I sat down excited at dinner last night excited to share with my wife the two things I learned in my Talk Python course yesterday. The first was learning the basics of CSS, something I’ve avoided for years. I’m not going to even pretend I understand CSS, but it’s a base knowledge to work with and there is still a whole chapter of applied front-end frameworks, so I’m sure there will be more on CSS.

The second was a cache-busting technique, making it easy to both develop a website and see the changes right away without having to clear the browser cache and great for users that they’ll see the updates in production when it happens.

As I follow along in the Python for Entrepreneurs class, I’m trying something different this time. Rather than code along with the examples and do the examples as Mr. Kennedy does them, I’m trying to build nflpool.xyz using similar code as to what is is in the training. There has been a couple gotchas doing it this way, as you’ll start a chapter doing something one way and then learn a different and better way to do it. Overall, I kind of like doing it the way I’m doing it as the hands-on applications is one of the ways I learn best.

Unfortunately, the cache-busting code broke Pyramid and I got a myriad of errors in my Chameleon templates. I didn’t realize this until after I had started the routing section of the training and then lost an hour or two trying to trouble shoot the cache-busting. I finally gave up and ripped out cache-busting code from the templates and everything is working again. Well, working without the cache-busting code.

As I worked on the routing section, I’m not going to say I truly understand it yet, but it started to click for me why using a framework like Pyramid using Python makes sense. When I’ve mentioned to a couple of people that I’m going to use Python and Pyramid to build a site, I’m usually asked why I just wouldn’t use Javascript like everyone else these days. For me, focusing on one language at a time and not trying to learn too much is key. I’m pretty sure that I could do everything I want to do with nflpool in Javascript (including both the game calculations and website), but Python’s readability and reputation for being a good language to start with really appeals to me. So why wouldn’t I build it in Python? It gives me more hands-on experience with the language, which I need, and I can include the code needed for the scoring right into the application and don’t have to build two things – the game scoring and a website.

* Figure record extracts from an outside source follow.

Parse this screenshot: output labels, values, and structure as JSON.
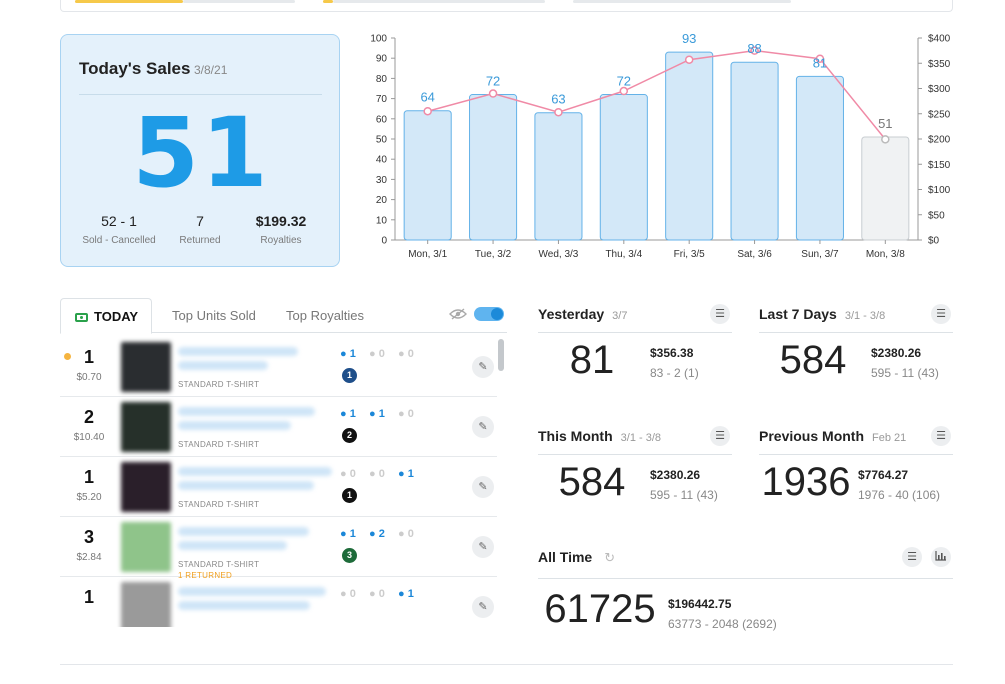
{
  "sales_card": {
    "title": "Today's Sales",
    "date": "3/8/21",
    "count": "51",
    "sold_cancelled": "52 - 1",
    "sold_cancelled_label": "Sold - Cancelled",
    "returned": "7",
    "returned_label": "Returned",
    "royalties": "$199.32",
    "royalties_label": "Royalties"
  },
  "chart_data": {
    "type": "bar",
    "categories": [
      "Mon, 3/1",
      "Tue, 3/2",
      "Wed, 3/3",
      "Thu, 3/4",
      "Fri, 3/5",
      "Sat, 3/6",
      "Sun, 3/7",
      "Mon, 3/8"
    ],
    "series": [
      {
        "values": [
          64,
          72,
          63,
          72,
          93,
          88,
          81,
          51
        ]
      },
      {
        "type": "line",
        "axis": "right",
        "values": [
          255,
          290,
          253,
          295,
          357,
          375,
          359,
          199.32
        ]
      }
    ],
    "data_labels": [
      "64",
      "72",
      "63",
      "72",
      "93",
      "88",
      "81",
      "51"
    ],
    "ylim": [
      0,
      100
    ],
    "yticks": [
      "0",
      "10",
      "20",
      "30",
      "40",
      "50",
      "60",
      "70",
      "80",
      "90",
      "100"
    ],
    "y2lim": [
      0,
      400
    ],
    "y2ticks": [
      "$0",
      "$50",
      "$100",
      "$150",
      "$200",
      "$250",
      "$300",
      "$350",
      "$400"
    ],
    "grid": false,
    "colors": {
      "bar": "#d3e8f8",
      "bar_border": "#64b2e8",
      "today_bar": "#f0f2f3",
      "today_border": "#c8cdd1",
      "line": "#f08aa6",
      "label": "#3a9ad9"
    }
  },
  "tabs": {
    "today": "TODAY",
    "top_units": "Top Units Sold",
    "top_royalties": "Top Royalties"
  },
  "orders": [
    {
      "qty": "1",
      "price": "$0.70",
      "type": "STANDARD T-SHIRT",
      "men": "1",
      "women": "0",
      "kids": "0",
      "badge": "1",
      "badge_color": "#1f4f8a",
      "new": true,
      "returned": ""
    },
    {
      "qty": "2",
      "price": "$10.40",
      "type": "STANDARD T-SHIRT",
      "men": "1",
      "women": "1",
      "kids": "0",
      "badge": "2",
      "badge_color": "#111111",
      "new": false,
      "returned": ""
    },
    {
      "qty": "1",
      "price": "$5.20",
      "type": "STANDARD T-SHIRT",
      "men": "0",
      "women": "0",
      "kids": "1",
      "badge": "1",
      "badge_color": "#111111",
      "new": false,
      "returned": ""
    },
    {
      "qty": "3",
      "price": "$2.84",
      "type": "STANDARD T-SHIRT",
      "men": "1",
      "women": "2",
      "kids": "0",
      "badge": "3",
      "badge_color": "#1e6b3a",
      "new": false,
      "returned": "1 RETURNED"
    },
    {
      "qty": "1",
      "price": "",
      "type": "",
      "men": "0",
      "women": "0",
      "kids": "1",
      "badge": "",
      "badge_color": "#111111",
      "new": false,
      "returned": ""
    }
  ],
  "stats": {
    "yesterday": {
      "title": "Yesterday",
      "date": "3/7",
      "count": "81",
      "money": "$356.38",
      "sub": "83 - 2  (1)"
    },
    "last7": {
      "title": "Last 7 Days",
      "date": "3/1 - 3/8",
      "count": "584",
      "money": "$2380.26",
      "sub": "595 - 11  (43)"
    },
    "this_month": {
      "title": "This Month",
      "date": "3/1 - 3/8",
      "count": "584",
      "money": "$2380.26",
      "sub": "595 - 11  (43)"
    },
    "prev_month": {
      "title": "Previous Month",
      "date": "Feb 21",
      "count": "1936",
      "money": "$7764.27",
      "sub": "1976 - 40  (106)"
    },
    "all_time": {
      "title": "All Time",
      "count": "61725",
      "money": "$196442.75",
      "sub": "63773 - 2048  (2692)"
    }
  },
  "icons": {
    "list": "list-icon",
    "chart": "bar-chart-icon",
    "refresh": "refresh-icon",
    "hide": "eye-slash-icon",
    "edit": "pencil-icon"
  }
}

I still have a lot to get through this week. I need to finish the applied web development including forms (yay! Maybe I will have the ability to take user picks up by next month. Now, don’t get ahead of myself…); then front-end frameworks with CSS and Bootstrap; the biggest of them all – databases (more on that in a second); as well as account management; and finally, deployment. I skimmed the deployment chapter Sunday night – lots of good stuff (even if they use an Ubuntu VPS in the training) and I’m excited to give Ansible a chance.

One of the nice things about the trainings from Talk Python is that Michael Kennedy offers office hours for a Q&A section if there is something you’re stuck on. The next one is tomorrow, which is perfect. I’m going to see if I can solve my cache-busting problem, and if not, maybe ask for help. I also want to ask him his thoughts on using MongoDB instead of SQLite after taking his MongoDB training last week, while Python for Entrepreneurs uses SQLite.

I’m really enjoying the class and glad I’m making time for it. I don’t know if I’m going to have a skeleton up by the end of the weekend or not, but it’s coming along.